第7話 理由

 ロッドシティの中央駅は人でごった返していた。紳士達や婦人、ビジネスマンから貴族まであらゆる人間が蒸気機関車の客車から外へ出るのとすれ違う一人。紳士服を着た黒の長髪で鋭い目つきの麗人が駅員に声をかけられる。


「失礼。サプライライン社のディステル社長でしょうか」

「そうだが?」

「すみません。相談役からお電話がかかっておりまして……」

「分かった。案内してくれ」


 相談役。具体名を出さない名称に戸惑う駅員を意に介さずに駅舎の黒電話の受話器をとった。


「私だ」


 電話の相手は落ち着いた声をした男。


『急にいなくなるかと思ったらそこに居たのかい。置手紙の一つでも置けばいいのに』

「確証はなくとも。もう時間がない」

『……ああ、貴族共は既にカルミア嬢を北へ送り込んだ時点で動き始めている』

「帰郷を装ったつもりだが、漏れたのか?」

『奴らは君の行動を逐一確認している。立憲王室と民主議会が最後に頼るのは君だからね』

「ロベニアの反逆を立証されたら終わりだ。その前に彼女を連れ帰る」

『私の方でも貴族共の雇われを取り除くつもりだ。すぐ戻れよ』


 受話器を置いて、ふと外を見る。窓からこちらを見ている一人の男が視線を向けられるとすぐに目をそらす。その横から黒づくめの数人の人間が男をどこかへ連れ去ってしまった。


 ―――


 道中は沈黙。着けば街と同じような冷たい視線。


 抵抗勢力と呼ばれた人々は突然の2人の来訪者に一気に空気を凍らせた。


 いくつか天幕がかけられた小さな広場。そこには比較的若い男女達が数十人が身を寄せ合っていた。


 そしてその中の一人の男が叫んだ。


「お前は!グレインヴェーゼのとこの!」


 肩をいからせ進み出た男やそのほかの面々が威嚇するように詰め寄るのをロベニアが手で制する。
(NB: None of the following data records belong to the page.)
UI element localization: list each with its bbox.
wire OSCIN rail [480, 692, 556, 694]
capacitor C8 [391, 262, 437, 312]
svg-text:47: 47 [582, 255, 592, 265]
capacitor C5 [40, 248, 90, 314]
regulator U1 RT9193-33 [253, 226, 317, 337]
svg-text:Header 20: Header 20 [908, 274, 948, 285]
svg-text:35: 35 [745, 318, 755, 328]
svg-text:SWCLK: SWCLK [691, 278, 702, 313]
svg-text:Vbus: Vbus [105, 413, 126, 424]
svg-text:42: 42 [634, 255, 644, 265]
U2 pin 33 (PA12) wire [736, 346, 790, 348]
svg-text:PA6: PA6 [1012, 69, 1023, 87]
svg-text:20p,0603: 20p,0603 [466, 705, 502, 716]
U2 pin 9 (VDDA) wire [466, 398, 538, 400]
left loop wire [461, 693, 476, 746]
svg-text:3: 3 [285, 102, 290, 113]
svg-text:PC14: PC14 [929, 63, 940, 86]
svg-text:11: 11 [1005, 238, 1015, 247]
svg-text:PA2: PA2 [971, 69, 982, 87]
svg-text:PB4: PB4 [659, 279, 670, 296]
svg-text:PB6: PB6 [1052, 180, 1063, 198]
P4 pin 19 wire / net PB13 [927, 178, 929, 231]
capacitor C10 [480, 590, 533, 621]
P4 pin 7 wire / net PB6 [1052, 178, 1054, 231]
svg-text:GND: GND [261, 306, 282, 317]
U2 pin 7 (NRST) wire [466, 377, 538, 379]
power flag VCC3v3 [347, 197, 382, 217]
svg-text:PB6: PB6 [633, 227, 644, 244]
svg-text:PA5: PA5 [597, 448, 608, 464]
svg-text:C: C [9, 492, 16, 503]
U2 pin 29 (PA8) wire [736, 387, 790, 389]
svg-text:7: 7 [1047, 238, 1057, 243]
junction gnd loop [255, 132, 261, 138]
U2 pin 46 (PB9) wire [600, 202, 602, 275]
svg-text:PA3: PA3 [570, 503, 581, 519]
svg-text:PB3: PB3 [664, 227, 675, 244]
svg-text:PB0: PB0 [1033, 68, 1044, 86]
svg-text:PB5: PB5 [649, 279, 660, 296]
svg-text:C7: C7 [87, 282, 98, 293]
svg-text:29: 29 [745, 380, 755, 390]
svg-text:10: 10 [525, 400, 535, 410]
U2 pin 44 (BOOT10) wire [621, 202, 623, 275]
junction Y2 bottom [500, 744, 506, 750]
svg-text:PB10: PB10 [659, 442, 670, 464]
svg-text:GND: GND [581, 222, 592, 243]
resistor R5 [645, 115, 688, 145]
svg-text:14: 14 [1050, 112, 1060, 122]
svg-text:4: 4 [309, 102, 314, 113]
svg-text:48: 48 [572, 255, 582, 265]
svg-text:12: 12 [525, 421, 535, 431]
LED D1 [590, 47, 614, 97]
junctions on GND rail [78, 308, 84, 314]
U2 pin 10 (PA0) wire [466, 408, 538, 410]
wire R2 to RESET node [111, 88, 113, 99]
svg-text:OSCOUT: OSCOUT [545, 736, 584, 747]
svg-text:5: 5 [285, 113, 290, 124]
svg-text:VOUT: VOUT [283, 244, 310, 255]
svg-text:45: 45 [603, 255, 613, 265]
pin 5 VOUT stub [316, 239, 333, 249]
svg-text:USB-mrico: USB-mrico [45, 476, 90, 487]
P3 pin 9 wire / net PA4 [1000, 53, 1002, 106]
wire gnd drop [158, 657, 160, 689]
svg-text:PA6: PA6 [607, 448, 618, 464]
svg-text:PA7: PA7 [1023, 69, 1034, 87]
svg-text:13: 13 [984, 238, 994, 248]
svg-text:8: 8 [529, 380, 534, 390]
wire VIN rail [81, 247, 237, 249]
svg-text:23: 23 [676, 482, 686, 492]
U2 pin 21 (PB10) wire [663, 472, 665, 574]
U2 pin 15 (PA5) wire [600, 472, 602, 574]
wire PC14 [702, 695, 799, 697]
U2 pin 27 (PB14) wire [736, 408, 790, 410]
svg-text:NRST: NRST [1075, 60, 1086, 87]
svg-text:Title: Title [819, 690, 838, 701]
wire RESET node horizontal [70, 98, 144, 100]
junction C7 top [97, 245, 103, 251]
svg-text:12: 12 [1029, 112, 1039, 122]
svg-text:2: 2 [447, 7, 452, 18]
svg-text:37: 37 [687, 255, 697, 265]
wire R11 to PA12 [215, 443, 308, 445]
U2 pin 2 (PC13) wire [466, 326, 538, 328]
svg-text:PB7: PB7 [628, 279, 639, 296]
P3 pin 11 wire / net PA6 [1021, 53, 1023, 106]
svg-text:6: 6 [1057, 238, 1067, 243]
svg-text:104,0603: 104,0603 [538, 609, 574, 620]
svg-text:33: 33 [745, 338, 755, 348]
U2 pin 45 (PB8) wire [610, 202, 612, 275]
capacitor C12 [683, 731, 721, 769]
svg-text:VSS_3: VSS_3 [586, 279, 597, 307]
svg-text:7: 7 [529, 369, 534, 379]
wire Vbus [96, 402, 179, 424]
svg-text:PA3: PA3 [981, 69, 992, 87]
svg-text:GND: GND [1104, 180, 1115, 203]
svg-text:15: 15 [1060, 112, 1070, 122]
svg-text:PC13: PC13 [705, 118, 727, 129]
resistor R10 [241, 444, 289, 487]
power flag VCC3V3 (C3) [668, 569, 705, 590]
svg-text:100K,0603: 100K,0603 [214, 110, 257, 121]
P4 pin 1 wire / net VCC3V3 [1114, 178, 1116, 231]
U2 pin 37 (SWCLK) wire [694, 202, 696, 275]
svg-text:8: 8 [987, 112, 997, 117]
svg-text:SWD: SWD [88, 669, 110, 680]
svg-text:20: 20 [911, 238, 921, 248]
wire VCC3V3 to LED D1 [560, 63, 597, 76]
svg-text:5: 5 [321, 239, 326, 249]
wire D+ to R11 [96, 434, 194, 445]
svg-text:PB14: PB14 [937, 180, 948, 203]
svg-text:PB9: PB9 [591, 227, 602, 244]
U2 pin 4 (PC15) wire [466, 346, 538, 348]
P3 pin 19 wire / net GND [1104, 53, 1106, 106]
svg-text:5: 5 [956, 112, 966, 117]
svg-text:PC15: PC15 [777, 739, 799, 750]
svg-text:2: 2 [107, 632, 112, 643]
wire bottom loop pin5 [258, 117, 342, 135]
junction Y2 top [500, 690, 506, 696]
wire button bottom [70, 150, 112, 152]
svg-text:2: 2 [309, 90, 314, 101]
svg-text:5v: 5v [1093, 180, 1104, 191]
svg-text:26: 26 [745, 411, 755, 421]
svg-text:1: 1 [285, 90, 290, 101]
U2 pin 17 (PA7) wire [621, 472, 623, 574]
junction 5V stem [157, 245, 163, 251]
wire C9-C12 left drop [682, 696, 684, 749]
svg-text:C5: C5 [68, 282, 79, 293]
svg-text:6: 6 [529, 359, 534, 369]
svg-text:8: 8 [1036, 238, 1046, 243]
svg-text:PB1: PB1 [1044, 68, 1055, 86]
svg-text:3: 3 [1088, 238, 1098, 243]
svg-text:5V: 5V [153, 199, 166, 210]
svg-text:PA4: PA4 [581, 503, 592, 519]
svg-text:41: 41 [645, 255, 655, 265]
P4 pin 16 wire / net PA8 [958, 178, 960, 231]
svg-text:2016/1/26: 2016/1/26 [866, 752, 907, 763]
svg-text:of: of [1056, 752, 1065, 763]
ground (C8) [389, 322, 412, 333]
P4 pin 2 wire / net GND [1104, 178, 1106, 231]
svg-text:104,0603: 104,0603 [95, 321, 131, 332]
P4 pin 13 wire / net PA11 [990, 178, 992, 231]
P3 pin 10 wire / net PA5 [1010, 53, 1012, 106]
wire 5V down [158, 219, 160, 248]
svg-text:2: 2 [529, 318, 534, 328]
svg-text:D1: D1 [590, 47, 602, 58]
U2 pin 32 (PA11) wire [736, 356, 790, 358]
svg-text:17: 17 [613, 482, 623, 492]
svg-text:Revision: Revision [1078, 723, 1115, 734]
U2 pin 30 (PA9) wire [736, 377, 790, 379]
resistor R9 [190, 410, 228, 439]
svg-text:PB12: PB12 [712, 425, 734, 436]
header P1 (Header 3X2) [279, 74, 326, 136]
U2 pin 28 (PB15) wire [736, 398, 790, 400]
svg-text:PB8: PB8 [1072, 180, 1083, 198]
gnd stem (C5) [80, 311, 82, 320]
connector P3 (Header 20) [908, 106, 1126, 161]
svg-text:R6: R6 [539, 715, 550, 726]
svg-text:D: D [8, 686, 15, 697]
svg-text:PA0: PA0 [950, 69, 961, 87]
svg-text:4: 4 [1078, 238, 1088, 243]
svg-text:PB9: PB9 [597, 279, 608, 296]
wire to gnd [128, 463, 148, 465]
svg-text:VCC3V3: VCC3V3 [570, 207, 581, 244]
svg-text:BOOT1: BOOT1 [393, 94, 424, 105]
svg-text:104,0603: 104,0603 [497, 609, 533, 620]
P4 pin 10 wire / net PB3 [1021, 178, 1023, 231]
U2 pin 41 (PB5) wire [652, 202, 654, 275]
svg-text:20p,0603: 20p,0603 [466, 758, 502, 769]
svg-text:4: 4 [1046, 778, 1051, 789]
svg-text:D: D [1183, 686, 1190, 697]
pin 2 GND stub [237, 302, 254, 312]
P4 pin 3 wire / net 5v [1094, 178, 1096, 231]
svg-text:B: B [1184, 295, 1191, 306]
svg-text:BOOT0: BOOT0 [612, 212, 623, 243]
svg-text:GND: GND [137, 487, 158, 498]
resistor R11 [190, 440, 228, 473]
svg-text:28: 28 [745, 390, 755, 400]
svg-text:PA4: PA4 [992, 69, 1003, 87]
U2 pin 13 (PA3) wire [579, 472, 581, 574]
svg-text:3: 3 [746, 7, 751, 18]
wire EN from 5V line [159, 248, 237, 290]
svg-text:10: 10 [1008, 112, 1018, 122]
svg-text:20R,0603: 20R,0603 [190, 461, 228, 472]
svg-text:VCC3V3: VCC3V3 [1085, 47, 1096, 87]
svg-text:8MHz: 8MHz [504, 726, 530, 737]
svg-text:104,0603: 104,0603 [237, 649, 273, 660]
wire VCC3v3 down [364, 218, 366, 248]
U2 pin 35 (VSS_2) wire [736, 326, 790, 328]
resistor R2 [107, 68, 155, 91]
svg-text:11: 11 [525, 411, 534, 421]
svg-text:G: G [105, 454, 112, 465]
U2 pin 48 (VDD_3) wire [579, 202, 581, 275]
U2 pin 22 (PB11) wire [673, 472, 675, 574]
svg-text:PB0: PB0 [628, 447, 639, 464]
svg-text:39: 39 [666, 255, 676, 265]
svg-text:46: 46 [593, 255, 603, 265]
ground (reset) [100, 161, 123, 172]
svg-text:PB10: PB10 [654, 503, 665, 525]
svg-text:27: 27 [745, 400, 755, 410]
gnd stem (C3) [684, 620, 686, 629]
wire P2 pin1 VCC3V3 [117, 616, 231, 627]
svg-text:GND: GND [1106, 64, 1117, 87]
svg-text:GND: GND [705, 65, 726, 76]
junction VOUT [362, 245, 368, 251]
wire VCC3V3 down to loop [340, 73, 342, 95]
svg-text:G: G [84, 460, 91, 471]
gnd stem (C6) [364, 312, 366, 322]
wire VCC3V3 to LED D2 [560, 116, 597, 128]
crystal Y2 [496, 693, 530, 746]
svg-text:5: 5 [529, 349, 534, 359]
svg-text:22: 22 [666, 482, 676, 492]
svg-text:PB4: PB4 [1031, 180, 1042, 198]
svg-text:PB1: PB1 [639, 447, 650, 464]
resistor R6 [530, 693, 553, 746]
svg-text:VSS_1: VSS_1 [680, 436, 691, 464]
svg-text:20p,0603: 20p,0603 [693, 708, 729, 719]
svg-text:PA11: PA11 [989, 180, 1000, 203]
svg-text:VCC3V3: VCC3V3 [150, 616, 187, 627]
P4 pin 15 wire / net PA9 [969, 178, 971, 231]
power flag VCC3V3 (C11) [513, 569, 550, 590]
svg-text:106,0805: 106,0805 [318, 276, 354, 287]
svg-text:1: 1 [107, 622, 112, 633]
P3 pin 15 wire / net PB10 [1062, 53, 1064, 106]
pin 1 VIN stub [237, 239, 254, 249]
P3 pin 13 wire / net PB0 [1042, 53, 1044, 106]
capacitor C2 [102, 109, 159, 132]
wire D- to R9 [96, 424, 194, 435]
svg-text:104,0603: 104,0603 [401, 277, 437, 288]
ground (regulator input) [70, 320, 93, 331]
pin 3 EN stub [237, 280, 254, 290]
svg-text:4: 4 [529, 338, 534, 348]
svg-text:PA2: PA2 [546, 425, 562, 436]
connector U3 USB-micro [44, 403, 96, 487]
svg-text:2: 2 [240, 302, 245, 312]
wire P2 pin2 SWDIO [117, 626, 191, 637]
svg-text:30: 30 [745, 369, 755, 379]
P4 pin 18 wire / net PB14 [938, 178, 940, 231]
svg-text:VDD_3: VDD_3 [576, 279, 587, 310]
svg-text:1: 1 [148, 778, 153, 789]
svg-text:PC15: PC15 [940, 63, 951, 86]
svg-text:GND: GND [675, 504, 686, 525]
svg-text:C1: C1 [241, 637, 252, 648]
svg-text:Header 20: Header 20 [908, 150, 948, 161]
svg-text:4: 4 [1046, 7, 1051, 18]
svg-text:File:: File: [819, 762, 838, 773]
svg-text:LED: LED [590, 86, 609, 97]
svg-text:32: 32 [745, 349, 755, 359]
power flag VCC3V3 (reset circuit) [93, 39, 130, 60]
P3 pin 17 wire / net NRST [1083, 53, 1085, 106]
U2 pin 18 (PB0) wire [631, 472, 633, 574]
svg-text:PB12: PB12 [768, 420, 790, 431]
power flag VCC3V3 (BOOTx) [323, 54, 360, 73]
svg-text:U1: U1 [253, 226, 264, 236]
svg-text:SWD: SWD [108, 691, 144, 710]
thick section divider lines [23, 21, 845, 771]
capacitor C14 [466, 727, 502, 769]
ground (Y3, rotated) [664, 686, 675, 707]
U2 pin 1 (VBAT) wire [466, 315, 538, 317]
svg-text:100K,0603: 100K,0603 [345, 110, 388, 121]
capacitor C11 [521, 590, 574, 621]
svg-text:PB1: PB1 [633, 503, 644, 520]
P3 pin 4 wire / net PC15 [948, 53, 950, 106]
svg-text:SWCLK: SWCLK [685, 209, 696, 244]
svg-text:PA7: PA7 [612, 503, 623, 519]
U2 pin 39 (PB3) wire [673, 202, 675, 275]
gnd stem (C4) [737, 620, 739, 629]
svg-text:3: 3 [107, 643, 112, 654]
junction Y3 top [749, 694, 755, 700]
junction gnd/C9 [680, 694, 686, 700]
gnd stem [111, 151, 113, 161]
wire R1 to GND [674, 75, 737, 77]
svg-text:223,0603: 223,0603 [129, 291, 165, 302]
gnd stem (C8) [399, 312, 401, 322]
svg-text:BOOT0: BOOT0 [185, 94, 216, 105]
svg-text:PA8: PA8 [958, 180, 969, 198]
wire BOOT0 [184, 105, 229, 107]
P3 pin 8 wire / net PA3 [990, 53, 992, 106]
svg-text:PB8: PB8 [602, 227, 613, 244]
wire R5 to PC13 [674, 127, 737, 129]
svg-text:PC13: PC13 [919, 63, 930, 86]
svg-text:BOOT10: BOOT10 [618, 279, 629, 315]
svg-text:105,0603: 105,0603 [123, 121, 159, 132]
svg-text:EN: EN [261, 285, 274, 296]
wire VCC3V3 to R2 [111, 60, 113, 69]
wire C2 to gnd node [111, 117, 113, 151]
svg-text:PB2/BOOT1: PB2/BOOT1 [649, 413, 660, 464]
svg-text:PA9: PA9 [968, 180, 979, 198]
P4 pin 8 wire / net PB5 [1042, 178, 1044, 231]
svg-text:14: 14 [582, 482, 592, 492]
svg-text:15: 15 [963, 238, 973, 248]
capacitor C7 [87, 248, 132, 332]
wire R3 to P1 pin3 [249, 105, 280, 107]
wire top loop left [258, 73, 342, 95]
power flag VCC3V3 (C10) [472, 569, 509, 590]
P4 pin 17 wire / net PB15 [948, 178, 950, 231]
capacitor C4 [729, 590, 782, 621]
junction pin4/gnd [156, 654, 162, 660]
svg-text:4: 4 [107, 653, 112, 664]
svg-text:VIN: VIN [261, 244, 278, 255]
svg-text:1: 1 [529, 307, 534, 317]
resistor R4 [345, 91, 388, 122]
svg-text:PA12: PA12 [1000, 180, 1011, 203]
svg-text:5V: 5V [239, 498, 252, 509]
「話をしたいだけだ。我々の立場を彼女達にも分かってもらうために」


 天幕の一つに入った3人は立ったまま話を続ける。すかさずハイゼルが話しかける。


「ロベニア。ディステル社長は、」

「ディステルは戻れと言っているのだろう」

「……はい」

「残念ながら、それは無理だ。私は彼らを見捨てて帰るわけにはいかない」

「燃やしたからですか?」


 カルミアの言葉に振り向くロベニア。


「私ではない」

「では、なぜあの時……」

「だが、あなたの祖父と、その技師たちを殺したのは。私だ」

「……そうでしょうね。ただ、その罪科を聞いていない以上。納得は出来ません」

「龍結晶の増殖」

「増殖?」

「これだ」


 取り出したのは未加工で形の不揃いな龍結晶。先日、カルミア達を襲った子供達もこれで力を得ていた。差しだされたカルミアはその一つを手に取って目をつむると指先に結晶から赤い力が流れてくる。


 ―――


 なぜだ!なぜだ!!なぜこんなめに!やめろやめろやめろやめろやめろやめろやめろやめろ!!!これ以上流すな!形が!保てなく……な……る


 ―――


 結晶が地に落ち、力の抜けた指先は震えていた。ハイゼルが顔を覗き込む。


「グレインヴェーゼ様?」

「こ、これは?」

「人の断末魔だ」

「断末魔? 人の?」

「龍結晶の本流を流し続けると、肉体に本流を蓄積させるぐらいは知っているだろう」

「はい。重症化すると意識の低下と気絶すると」

「では、それでも流し続けたら。どうなると思う?」

「え? 分かりません。使用者は意識を失ってから……」

「使用者でなくとも装置を使って奔流を流し続けることは出来る」

「それでも。結果は……前例がありません」

「肉体が、龍結晶化する」

「そ、そんな馬鹿な」

「さっきあなたが感じたのが。龍結晶にされた人間の断末魔だ」

「……」

「彼らの悲しみと怒り。絶望をあなたも感じたはずだ」


 ハイゼルはすかさず差し込む。


「それとこれとは話が違いますが」

「イングリウムは人柱を提供する。アルバはそれをさらって龍結晶にして輸出する。海運が発達し、両国が軍事的緊張を解消しても残された唯一のルートがここだ」

「ちょ、ちょっと待ってください。それが理由ならあなたがカーライルの街や城砦を襲ったのは」

「……グレインヴェーゼ伯は」


 そう言いかけた時。男の怒声と子供の泣き声が響く。ロベニアはすぐに天幕から出ていき、二人が続く。外では激高する男がくすぶった焚火を指さし、泣く子供を若い女性が抱えて謝っている。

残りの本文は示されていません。